Tech expert... Lucas sizes up a shot on 'Revenge of the Sith' set (Credit: Wenn)
...George Lucas’ limitations as a director
“I worked with Richard Marquand on ‘Return of the Jedi’, and one of the reasons that Richard was brought in was that he was very good with actors. George felt that sometimes actors wanted things from him that he just couldn’t give. George’s great skill was his technical expertise. His view of it is that he takes the casting process very seriously, and once he’s cast them he thinks ‘they will do what they do and I will do what I do’.
“In terms of helping an actor develop a character in depth, that’s not his strong suit. I was fortunate that my character - even though it was fairly straight-forward - was solid evil. Then with the prequels he was a devious politician as well. In a sense I had a strong hook and of course I’d been doing it for a while. The younger actors probably needed a bit more guidance than George was able to give.”
...the problems with the prequel trilogy
“George was always thinking about what he would do later when the digital component was added. That couldn’t be explained to people often because it wasn’t actually decided yet in the cutting room! I know George very well. He’s deeply intelligent and considered, but sometimes he didn’t have time to show that when the films were being made.

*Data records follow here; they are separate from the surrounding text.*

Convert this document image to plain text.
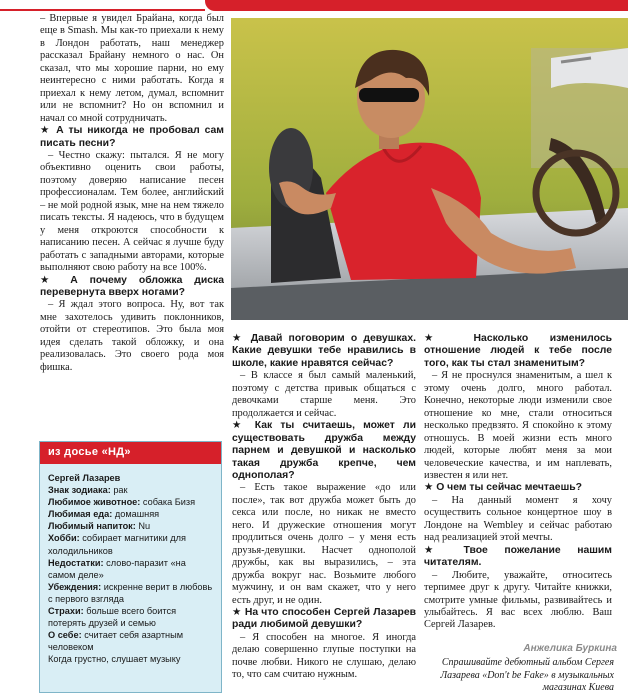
– Впервые я увидел Брайана, когда был еще в Smash. Мы как-то приехали к нему в Лондон работать, наш менеджер рассказал Брайану немного о нас. Он сказал, что мы хорошие парни, но ему неинтересно с ними работать. Когда я приехал к нему летом, думал, вспомнит или не вспомнит? Но он вспомнил и начал со мной сотрудничать.

★ А ты никогда не пробовал сам писать песни?

– Честно скажу: пытался. Я не могу объективно оценить свои работы, поэтому доверяю написание песен профессионалам. Тем более, английский – не мой родной язык, мне на нем тяжело писать тексты. Я надеюсь, что в будущем у меня откроются способности к написанию песен. А сейчас я лучше буду работать с западными авторами, которые выполняют свою работу на все 100%.

★ А почему обложка диска перевернута вверх ногами?

– Я ждал этого вопроса. Ну, вот так мне захотелось удивить поклонников, отойти от стереотипов. Это была моя идея сделать такой обложку, и она реализовалась. Это своего рода моя фишка.

★ Давай поговорим о девушках. Какие девушки тебе нравились в школе, какие нравятся сейчас?

– В классе я был самый маленький, поэтому с детства привык общаться с девочками старше меня. Это продолжается и сейчас.

★ Как ты считаешь, может ли существовать дружба между парнем и девушкой и насколько такая дружба крепче, чем однополая?

– Есть такое выражение «до или после», так вот дружба может быть до секса или после, но никак не вместо него. И дружеские отношения могут продлиться очень долго – у меня есть друзья-девушки. Насчет однополой дружбы, как вы выразились, – эта дружба вокруг нас. Возьмите любого мужчину, и он вам скажет, что у него есть друг, и не один.

★ На что способен Сергей Лазарев ради любимой девушки?

– Я способен на многое. Я иногда делаю совершенно глупые поступки на почве любви. Никого не слушаю, делаю то, что сам считаю нужным.

★ Насколько изменилось отношение людей к тебе после того, как ты стал знаменитым?

– Я не проснулся знаменитым, а шел к этому очень долго, много работал. Конечно, некоторые люди изменили свое отношение ко мне, стали относиться несколько предвзято. Я спокойно к этому отношусь. В моей жизни есть много людей, которые любят меня за мои человеческие качества, и им наплевать, известен я или нет.

★ О чем ты сейчас мечтаешь?

– На данный момент я хочу осуществить сольное концертное шоу в Лондоне на Wembley и сейчас работаю над реализацией этой мечты.

★ Твое пожелание нашим читателям.

– Любите, уважайте, относитесь терпимее друг к другу. Читайте книжки, смотрите умные фильмы, развивайтесь и улыбайтесь. Я вас всех люблю. Ваш Сергей Лазарев.

из досье «НД»

Сергей Лазарев

Знак зодиака: рак

Любимое животное: собака Бизя

Любимая еда: домашняя

Любимый напиток: Nu

Хобби: собирает магнитики для холодильников

Недостатки: слово-паразит «на самом деле»

Убеждения: искренне верит в любовь с первого взгляда

Страхи: больше всего боится потерять друзей и семью

О себе: считает себя азартным человеком

Когда грустно, слушает музыку

Анжелика Буркина
Спрашивайте дебютный альбом Сергея Лазарева «Don't be Fake» в музыкальных магазинах Киева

“I got the best reviews in the series because I had the biggest trajectory for my character. They were very flattering but the young cast [such as Hayden Christensen’ and Natalie Portman], they had quite a lot to deal with. There was no time. The circumstances we were working in were fairly hazardous as we were down in Leavesden studio before it was fully built and equipped. As we were filming those scenes they were building not just the sets for the next day, but the studio itself. We were surrounded by scaffolding and pipes. The first assistant director would say ‘I know it’s a nightmare but please don’t stop’. In terms of concentration it was much harder than usual.